Certes la conception du scénario est très différente entre les deux pays, mais on décèle tout de même dans le rapport des 13 une vision du scénario relativement auteuriste, dans la lignée de la culture cinéphilique française. L’ambition créative semble toujours être celle d’un artiste, ou d’un collectif d’artistes. Pas celle d’un bon artisan. Peut-être exagérons-nous un peu ce point de vue qui apparaît surtout en filigrane. En effet, le rapport commence   par dénoncer le cliché de l’artiste de génie qui écrit sous le coup d’une inspiration et explique la nécessité d’un travail plus laborieux.

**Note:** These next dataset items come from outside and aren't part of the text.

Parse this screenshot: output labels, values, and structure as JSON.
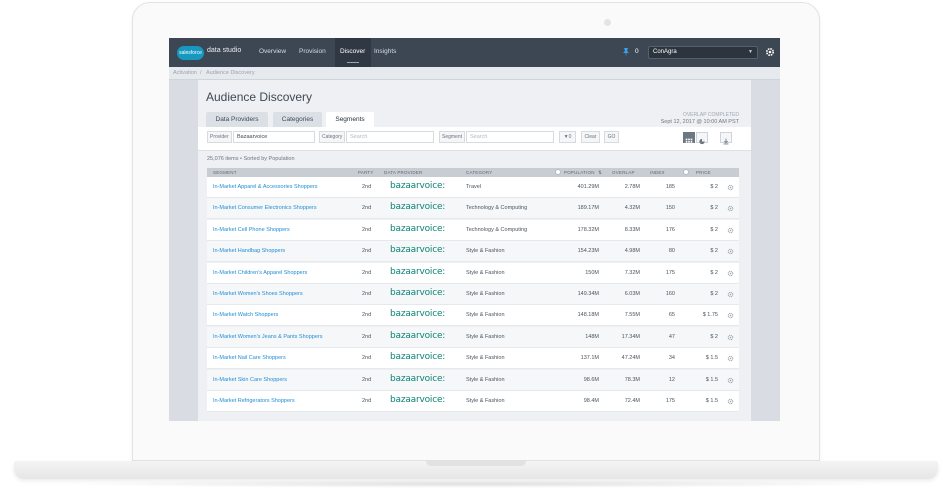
{
  "nav": {
    "logo_text": "salesforce",
    "brand": "data studio",
    "items": [
      {
        "label": "Overview"
      },
      {
        "label": "Provision"
      },
      {
        "label": "Discover"
      },
      {
        "label": "Insights"
      }
    ],
    "pin_count": "0",
    "org": "ConAgra"
  },
  "breadcrumb": [
    "Activation",
    "/",
    "Audience Discovery"
  ],
  "page_title": "Audience Discovery",
  "tabs": [
    {
      "label": "Data Providers"
    },
    {
      "label": "Categories"
    },
    {
      "label": "Segments"
    }
  ],
  "overlap": {
    "label": "OVERLAP COMPLETED",
    "date": "Sept 12, 2017 @ 10:00 AM PST"
  },
  "filters": {
    "provider_label": "Provider",
    "provider_value": "Bazaarvoice",
    "category_label": "Category",
    "category_placeholder": "Search",
    "segment_label": "Segment",
    "segment_placeholder": "Search",
    "filter_count": "0",
    "clear_label": "Clear",
    "go_label": "GO"
  },
  "summary": "25,076 items • Sorted by Population",
  "table": {
    "headers": {
      "segment": "SEGMENT",
      "party": "PARTY",
      "provider": "DATA PROVIDER",
      "category": "CATEGORY",
      "population": "POPULATION",
      "overlap": "OVERLAP",
      "index": "INDEX",
      "price": "PRICE"
    },
    "rows": [
      {
        "segment": "In-Market Apparel & Accessories Shoppers",
        "party": "2nd",
        "provider": "bazaarvoice:",
        "category": "Travel",
        "population": "401.29M",
        "overlap": "2.78M",
        "index": "185",
        "price": "$ 2"
      },
      {
        "segment": "In-Market Consumer Electronics Shoppers",
        "party": "2nd",
        "provider": "bazaarvoice:",
        "category": "Technology & Computing",
        "population": "189.17M",
        "overlap": "4.32M",
        "index": "150",
        "price": "$ 2"
      },
      {
        "segment": "In-Market Cell Phone Shoppers",
        "party": "2nd",
        "provider": "bazaarvoice:",
        "category": "Technology & Computing",
        "population": "178.32M",
        "overlap": "8.33M",
        "index": "176",
        "price": "$ 2"
      },
      {
        "segment": "In-Market Handbag Shoppers",
        "party": "2nd",
        "provider": "bazaarvoice:",
        "category": "Style & Fashion",
        "population": "154.23M",
        "overlap": "4.98M",
        "index": "80",
        "price": "$ 2"
      },
      {
        "segment": "In-Market Children's Apparel Shoppers",
        "party": "2nd",
        "provider": "bazaarvoice:",
        "category": "Style & Fashion",
        "population": "150M",
        "overlap": "7.32M",
        "index": "175",
        "price": "$ 2"
      },
      {
        "segment": "In-Market Women's Shoes Shoppers",
        "party": "2nd",
        "provider": "bazaarvoice:",
        "category": "Style & Fashion",
        "population": "149.34M",
        "overlap": "6.03M",
        "index": "160",
        "price": "$ 2"
      },
      {
        "segment": "In-Market Watch Shoppers",
        "party": "2nd",
        "provider": "bazaarvoice:",
        "category": "Style & Fashion",
        "population": "148.18M",
        "overlap": "7.55M",
        "index": "65",
        "price": "$ 1.75"
      },
      {
        "segment": "In-Market Women's Jeans & Pants Shoppers",
        "party": "2nd",
        "provider": "bazaarvoice:",
        "category": "Style & Fashion",
        "population": "148M",
        "overlap": "17.34M",
        "index": "47",
        "price": "$ 2"
      },
      {
        "segment": "In-Market Nail Care Shoppers",
        "party": "2nd",
        "provider": "bazaarvoice:",
        "category": "Style & Fashion",
        "population": "137.1M",
        "overlap": "47.24M",
        "index": "34",
        "price": "$ 1.5"
      },
      {
        "segment": "In-Market Skin Care Shoppers",
        "party": "2nd",
        "provider": "bazaarvoice:",
        "category": "Style & Fashion",
        "population": "98.6M",
        "overlap": "78.3M",
        "index": "12",
        "price": "$ 1.5"
      },
      {
        "segment": "In-Market Refrigerators Shoppers",
        "party": "2nd",
        "provider": "bazaarvoice:",
        "category": "Style & Fashion",
        "population": "98.4M",
        "overlap": "72.4M",
        "index": "175",
        "price": "$ 1.5"
      }
    ]
  }
}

D’un autre côté, le texte affiche aussi une hantise du "formatage" – le terme ne cesse de revenir au fil du texte, en particulier dès qu’il est question de télévision – qui prend finalement le dessus. Les 13 ouvrent la voie à une réflexion économique, mais les aspects esthétiques et techniques de l’écriture du scénario mériteraient d’être creusés : quid de la formation des scénaristes, de l’utilité de contraintes, comme par exemple dans le Hollywood classique, qui n’excluent pas la liberté des différents auteurs ? Peut-on attribuer au seul système de production certains traits dominants du cinéma français ? La revalorisation d’une conception en partie artisanale du cinéma ne ferait peut-être pas de mal à tout un pan du cinéma français.

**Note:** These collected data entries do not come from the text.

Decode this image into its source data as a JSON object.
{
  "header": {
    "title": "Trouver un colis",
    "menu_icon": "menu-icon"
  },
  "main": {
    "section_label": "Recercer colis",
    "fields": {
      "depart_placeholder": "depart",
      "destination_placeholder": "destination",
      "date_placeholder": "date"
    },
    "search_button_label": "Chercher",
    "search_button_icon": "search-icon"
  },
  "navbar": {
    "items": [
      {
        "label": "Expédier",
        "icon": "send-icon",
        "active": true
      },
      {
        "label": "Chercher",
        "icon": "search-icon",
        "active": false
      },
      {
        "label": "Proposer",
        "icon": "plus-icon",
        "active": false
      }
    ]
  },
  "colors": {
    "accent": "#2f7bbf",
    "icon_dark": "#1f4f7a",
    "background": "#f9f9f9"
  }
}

Le cinéma "art populaire" ?

De même, la position du réalisateur est envisagée avec nuances, sans tomber dans la mythologie de l’artiste brimé par les contraintes matérielles de la production. Il ne s’agit pas de séparer de façon schizophrénique l’argent et la création : "Tous les cinéastes du monde ont toujours eu à penser la question de l’argent [...] un grand cinéaste n’est pas seulement un grand metteur en scène, mais aussi celui qui trouve les réponses les plus judicieuses pour créer un espace de liberté au sein d’une économie du cinéma dont il est, par nature, dépendant."   . Plus loin, en dénonçant l’accentuation de la frontière entre blockbusters et films indépendants, le rapport conclut que la ségrégation entre deux extrêmes n’est pas bonne   et que le cinéma a vocation à être un "art populaire". Les films du "milieu" représenteraient donc cette catégorie mixte.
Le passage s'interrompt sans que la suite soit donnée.